Any dog owner will have likely witnessed their furry friend circle an area over and over again before laying down. It’s as if they are in a temporary struggle brought on by the predicament of finding just the right place, or in some cases, enough space. That is pretty much how I feel when I go to sit down on a piece of furniture in our house. A sofa, love seat, comfy chair, entry bench, mudroom bench, and even our bed. They are all buried in pillows. I mean, it takes a half hour to make the bed in the morning because of... pillows. But why? Why so many? Why everywhere?

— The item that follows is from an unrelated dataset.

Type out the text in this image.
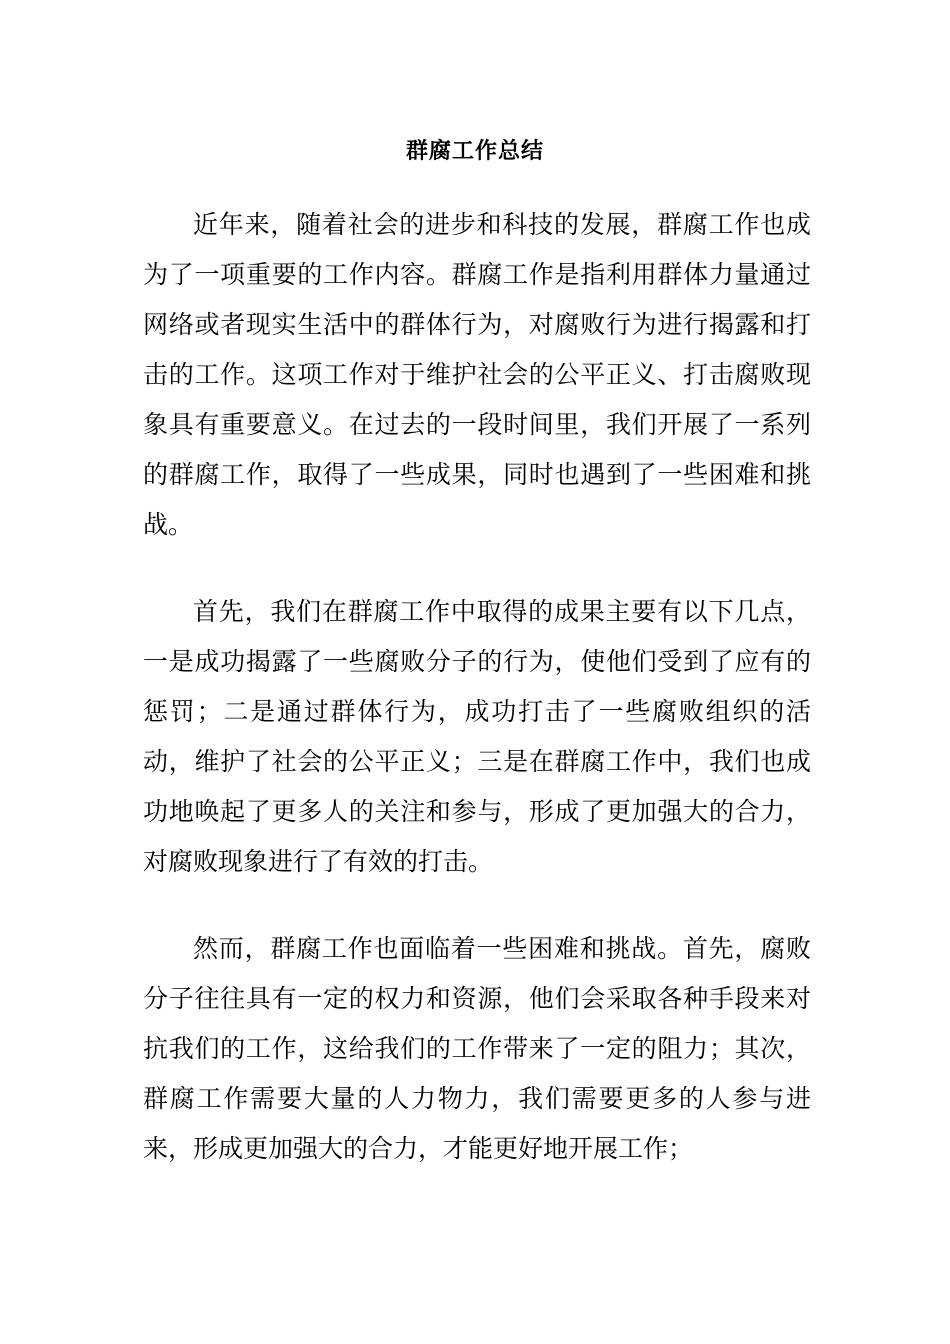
群腐工作总结

近年来，随着社会的进步和科技的发展，群腐工作也成为了一项重要的工作内容。群腐工作是指利用群体力量通过网络或者现实生活中的群体行为，对腐败行为进行揭露和打击的工作。这项工作对于维护社会的公平正义、打击腐败现象具有重要意义。在过去的一段时间里，我们开展了一系列的群腐工作，取得了一些成果，同时也遇到了一些困难和挑战。

首先，我们在群腐工作中取得的成果主要有以下几点，一是成功揭露了一些腐败分子的行为，使他们受到了应有的惩罚；二是通过群体行为，成功打击了一些腐败组织的活动，维护了社会的公平正义；三是在群腐工作中，我们也成功地唤起了更多人的关注和参与，形成了更加强大的合力，对腐败现象进行了有效的打击。

然而，群腐工作也面临着一些困难和挑战。首先，腐败分子往往具有一定的权力和资源，他们会采取各种手段来对抗我们的工作，这给我们的工作带来了一定的阻力；其次，群腐工作需要大量的人力物力，我们需要更多的人参与进来，形成更加强大的合力，才能更好地开展工作；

These are the questions that modern day philosophers like me ponder daily and that keep us up at night. Perhaps our wives our declaring territory within our homes like an imperialistic nation is want to do. Maybe they are exerting some sort of authority over all the items within our walls, including and especially the places upon which we rest. Or maybe this is just another glimpse of God’s sense of humor contained with His perfect design when he made us male and female, knowing that we would have to coexist despite the number of pillows strewn about.
When we were first married, our pillow inventory was stable. There were a few here and there, but nothing excessive. I like to think this was because our budget was still recovering from the cost of wedding reception and purchase of our new home, but the cynic in me was that my wife was just planning her coup. She was planning her conquest of every sovereign furnishing in the home and simply waiting for the right time to invade. However, I was wrong. There was no outright invasion, but rather a slow and methodical annexation of every independent piece of furniture contained within what I thought was our house.
It’s time us men reclaim our manhood. It’s time for us to reclaim our furniture.